BIDMED aims at improving the performances and reducing costs associated with proton therapy, at all stages of the equipment lifecycle. At the installation, "machine learning" techniques will be applied to automatize the system calibration. For the equipment maintenance, statistical analysis of the equipment monitoring data as well as predictive analytics will enable predictive interventions and help troubleshooting by a better identification of the root failure causes. During routine operations, the comprehensive analysis of data from multiple workflows will help implementing clinical scenarios with enhanced outcomes either for the patient (adaptive treatments) or for the equipment (rules or guidelines for improved scheduling of the activities in the rooms).
Next to these primary objectives, the project will also enable Telemis to expand their own business, through the procurement of deodicated PACS systems to be integrated with the proton therapy equipment, and by adopting the "smart maintenance" innovations into their monitoring system.
PRIVATE PROJECTS
Coordinator: Anthony Papavasiliou (CORE)
Researcher: Ilyes Mezghani (CORE)
Financement: Engie
Date: October 2016 - September 2020
The proliferation of distributed renewable resources at the distribution level, coupled with the presence of significant amounts of local flexibility in the residential and commercial sector, implies that a substantial amount of intelligence will have to be integrated at the distribution level of electric power systems. Moreover, the distribution system operator will need to assume a more active role in the operation of electric power systems and electricity markets, and its interaction with the transmission system operator will need to be clarified. The goal of this research is to model schemes for coordinating TSO-DSO interaction, and to develop scalable optimization algorithms for coordinating the optimal dispatch of transmission and distribution level resources which can deal with the large scale of the problem and the non-linear representation of power flow at the distribution level.
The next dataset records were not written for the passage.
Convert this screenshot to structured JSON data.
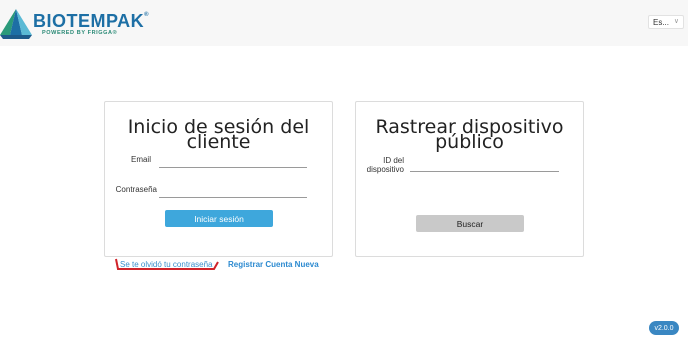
{
  "header": {
    "brand": "BIOTEMPAK",
    "brand_mark": "®",
    "tagline": "POWERED BY FRIGGA®",
    "language": "Es..."
  },
  "login": {
    "title": "Inicio de sesión del cliente",
    "email_label": "Email",
    "password_label": "Contraseña",
    "submit_label": "Iniciar sesión",
    "forgot_label": "Se te olvidó tu contraseña",
    "register_label": "Registrar Cuenta Nueva"
  },
  "tracking": {
    "title": "Rastrear dispositivo público",
    "device_id_label": "ID del dispositivo",
    "search_label": "Buscar"
  },
  "footer": {
    "version": "v2.0.0"
  },
  "colors": {
    "primary_button": "#3ea7dc",
    "secondary_button": "#c9c9c9",
    "brand_blue": "#1d6fa5",
    "version_badge": "#3a87c2",
    "annotation_red": "#d0232a"
  }
}
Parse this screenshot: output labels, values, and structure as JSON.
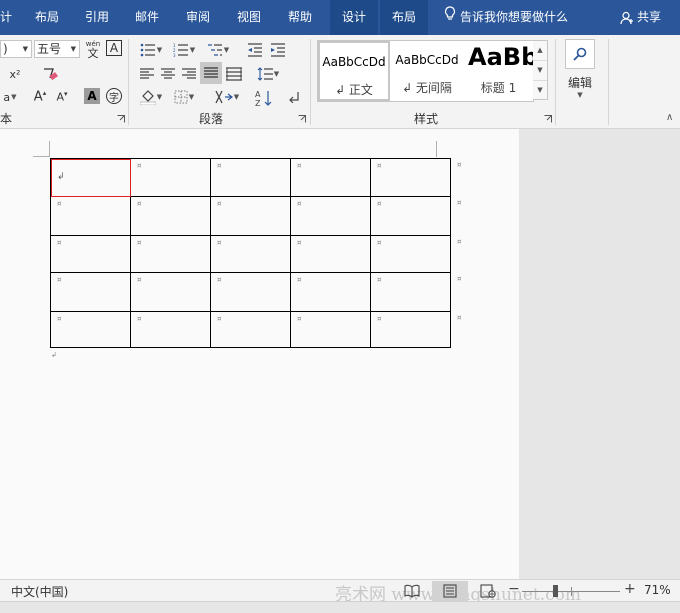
{
  "tabs": {
    "t0": "计",
    "t1": "布局",
    "t2": "引用",
    "t3": "邮件",
    "t4": "审阅",
    "t5": "视图",
    "t6": "帮助",
    "t7": "设计",
    "t8": "布局"
  },
  "tell_me": "告诉我你想要做什么",
  "share": "共享",
  "font": {
    "name_value": ")",
    "size_value": "五号",
    "group_label": "本",
    "phonetic_top": "wén",
    "phonetic_bottom": "文",
    "char_border": "A",
    "enclose": "字"
  },
  "paragraph": {
    "group_label": "段落"
  },
  "styles": {
    "group_label": "样式",
    "items": [
      {
        "sample": "AaBbCcDd",
        "name": "↲ 正文"
      },
      {
        "sample": "AaBbCcDd",
        "name": "↲ 无间隔"
      },
      {
        "sample": "AaBb",
        "name": "标题 1"
      }
    ]
  },
  "editing": {
    "label": "编辑"
  },
  "document": {
    "table_rows": 5,
    "table_cols": 5
  },
  "status": {
    "language": "中文(中国)",
    "watermark": "亮术网 www.liangshunet.com",
    "zoom": "71%"
  },
  "colors": {
    "tab_bar": "#2b579a",
    "context_tab": "#1e4a8a",
    "active_cell_border": "#e02020"
  }
}
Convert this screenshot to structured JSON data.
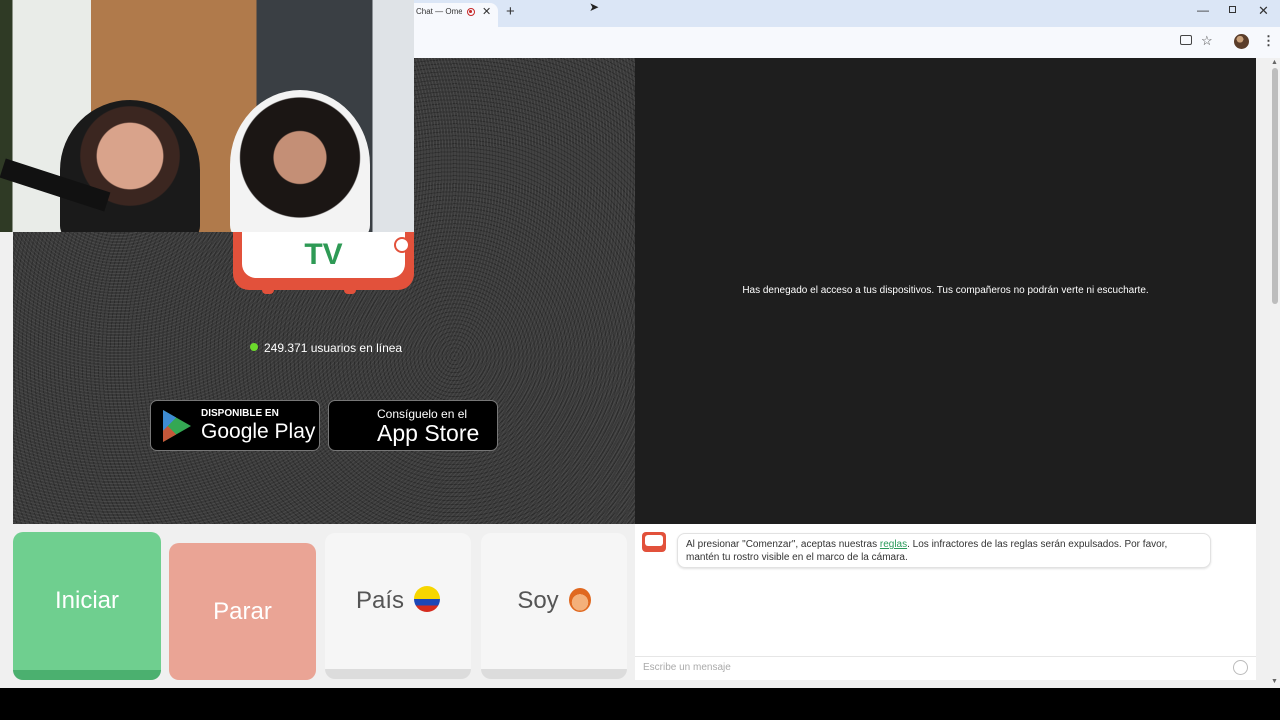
{
  "browser": {
    "tab_title": "Chat — Ome",
    "tab_close": "✕",
    "new_tab": "+",
    "window_controls": {
      "minimize": "—",
      "maximize": "",
      "close": "✕"
    },
    "icons": [
      "cursor-icon",
      "install-icon",
      "star-icon",
      "profile-icon",
      "menu-icon",
      "recording-icon"
    ]
  },
  "video": {
    "denied_message": "Has denegado el acceso a tus dispositivos. Tus compañeros no podrán verte ni escucharte.",
    "logo_text": "TV",
    "online_text": "249.371 usuarios en línea"
  },
  "stores": {
    "google_small": "DISPONIBLE EN",
    "google_big": "Google Play",
    "apple_small": "Consíguelo en el",
    "apple_big": "App Store"
  },
  "controls": {
    "start": "Iniciar",
    "stop": "Parar",
    "country": "País",
    "gender": "Soy"
  },
  "chat": {
    "message_before": "Al presionar \"Comenzar\", aceptas nuestras ",
    "rules_link": "reglas",
    "message_after": ". Los infractores de las reglas serán expulsados. Por favor, mantén tu rostro visible en el marco de la cámara.",
    "placeholder": "Escribe un mensaje"
  },
  "colors": {
    "start_green": "#6fcf8f",
    "stop_salmon": "#eaa495",
    "brand_red": "#e2513b",
    "brand_green": "#2e9a55",
    "online_dot": "#6bd92b"
  }
}
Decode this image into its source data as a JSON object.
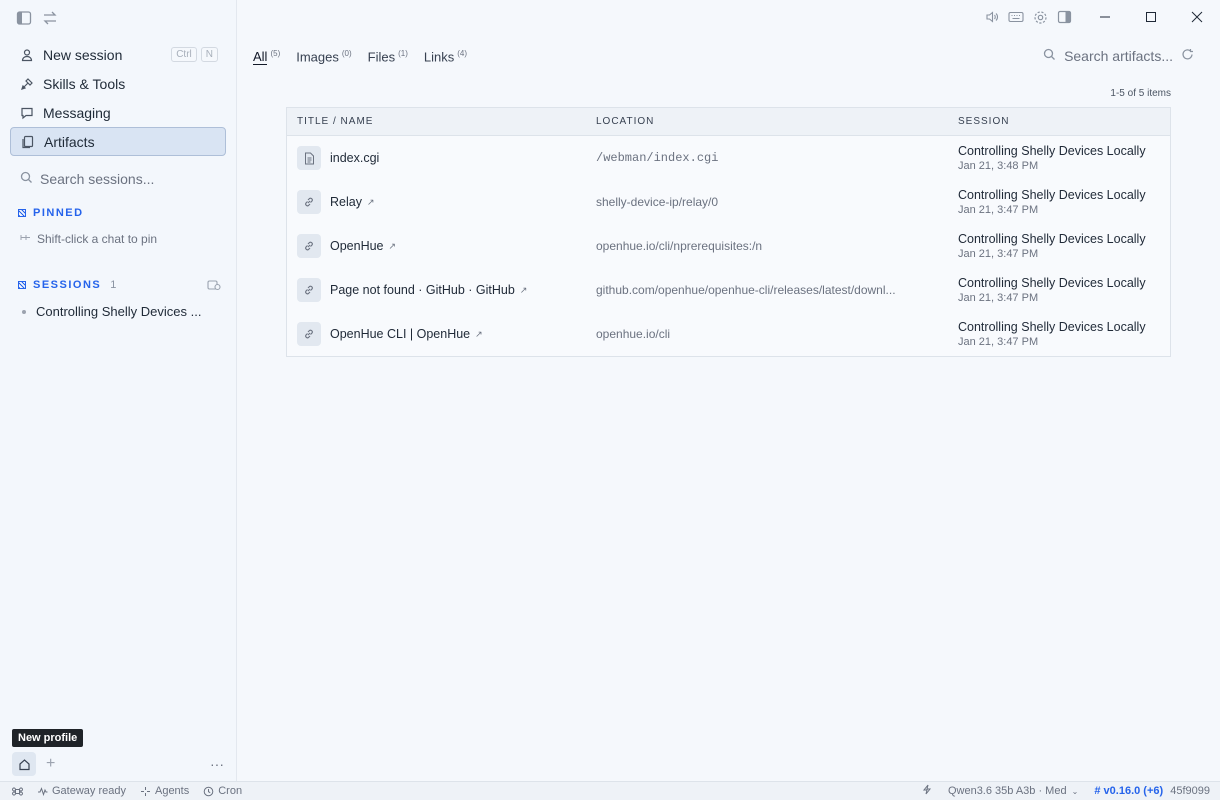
{
  "sidebar": {
    "nav": [
      {
        "label": "New session",
        "icon": "new-session-icon",
        "kbd": [
          "Ctrl",
          "N"
        ]
      },
      {
        "label": "Skills & Tools",
        "icon": "skills-icon"
      },
      {
        "label": "Messaging",
        "icon": "messaging-icon"
      },
      {
        "label": "Artifacts",
        "icon": "artifacts-icon",
        "active": true
      }
    ],
    "search_placeholder": "Search sessions...",
    "pinned_header": "PINNED",
    "pin_hint": "Shift-click a chat to pin",
    "sessions_header": "SESSIONS",
    "sessions_count": "1",
    "sessions": [
      {
        "title": "Controlling Shelly Devices ..."
      }
    ],
    "tooltip": "New profile"
  },
  "main": {
    "tabs": [
      {
        "label": "All",
        "count": "(5)"
      },
      {
        "label": "Images",
        "count": "(0)"
      },
      {
        "label": "Files",
        "count": "(1)"
      },
      {
        "label": "Links",
        "count": "(4)"
      }
    ],
    "search_placeholder": "Search artifacts...",
    "count_text": "1-5 of 5 items",
    "columns": [
      "TITLE / NAME",
      "LOCATION",
      "SESSION"
    ],
    "rows": [
      {
        "title": "index.cgi",
        "type": "file",
        "location": "/webman/index.cgi",
        "session": "Controlling Shelly Devices Locally",
        "date": "Jan 21, 3:48 PM"
      },
      {
        "title": "Relay",
        "type": "link",
        "location": "shelly-device-ip/relay/0",
        "session": "Controlling Shelly Devices Locally",
        "date": "Jan 21, 3:47 PM"
      },
      {
        "title": "OpenHue",
        "type": "link",
        "location": "openhue.io/cli/nprerequisites:/n",
        "session": "Controlling Shelly Devices Locally",
        "date": "Jan 21, 3:47 PM"
      },
      {
        "title": "Page not found · GitHub · GitHub",
        "type": "link",
        "location": "github.com/openhue/openhue-cli/releases/latest/downl...",
        "session": "Controlling Shelly Devices Locally",
        "date": "Jan 21, 3:47 PM"
      },
      {
        "title": "OpenHue CLI | OpenHue",
        "type": "link",
        "location": "openhue.io/cli",
        "session": "Controlling Shelly Devices Locally",
        "date": "Jan 21, 3:47 PM"
      }
    ]
  },
  "statusbar": {
    "gateway": "Gateway ready",
    "agents": "Agents",
    "cron": "Cron",
    "model": "Qwen3.6 35b A3b · Med",
    "version": "v0.16.0 (+6)",
    "hash": "45f9099"
  },
  "colors": {
    "accent": "#2563eb",
    "active_nav_bg": "#d9e4f3"
  }
}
Coordinator: Anthony Papavasiliou
Researcher:/
Financement: Electrabel
Date: February 2016 - October 2020
The large-scale integration of renewable energy sources is creating is increasing needs for flexibility. The optimal dispatch of conventional resources of a sub-hourly time scale in order to prevent binding ramping constraints is increasing the challenges of short-term operations. This project aims at developing optimization models and algorithms that can support the optimal utilization of generator flexibility in short-term operations.
PUBLIC PROJECTS
Coordinators: Philippe Chevalier (CORE) and Isabelle Thomas (CORE)
Researcher: Henry Dehaybe
Financement: Logistics in Wallonia(Walloon Competitiveness Cluster dedicated to Transport, Logistics and Mobility) and N-Side
Date: December 2016 - December 2020
This project proposes to facilitate access to advanced data analytics to SME's for supply chain management and optimization via the development of a flexible and modular platform. The PRESupply platform aims to increase the value of decisions that affects several parts of the supply chain using an integrated and predictive approach.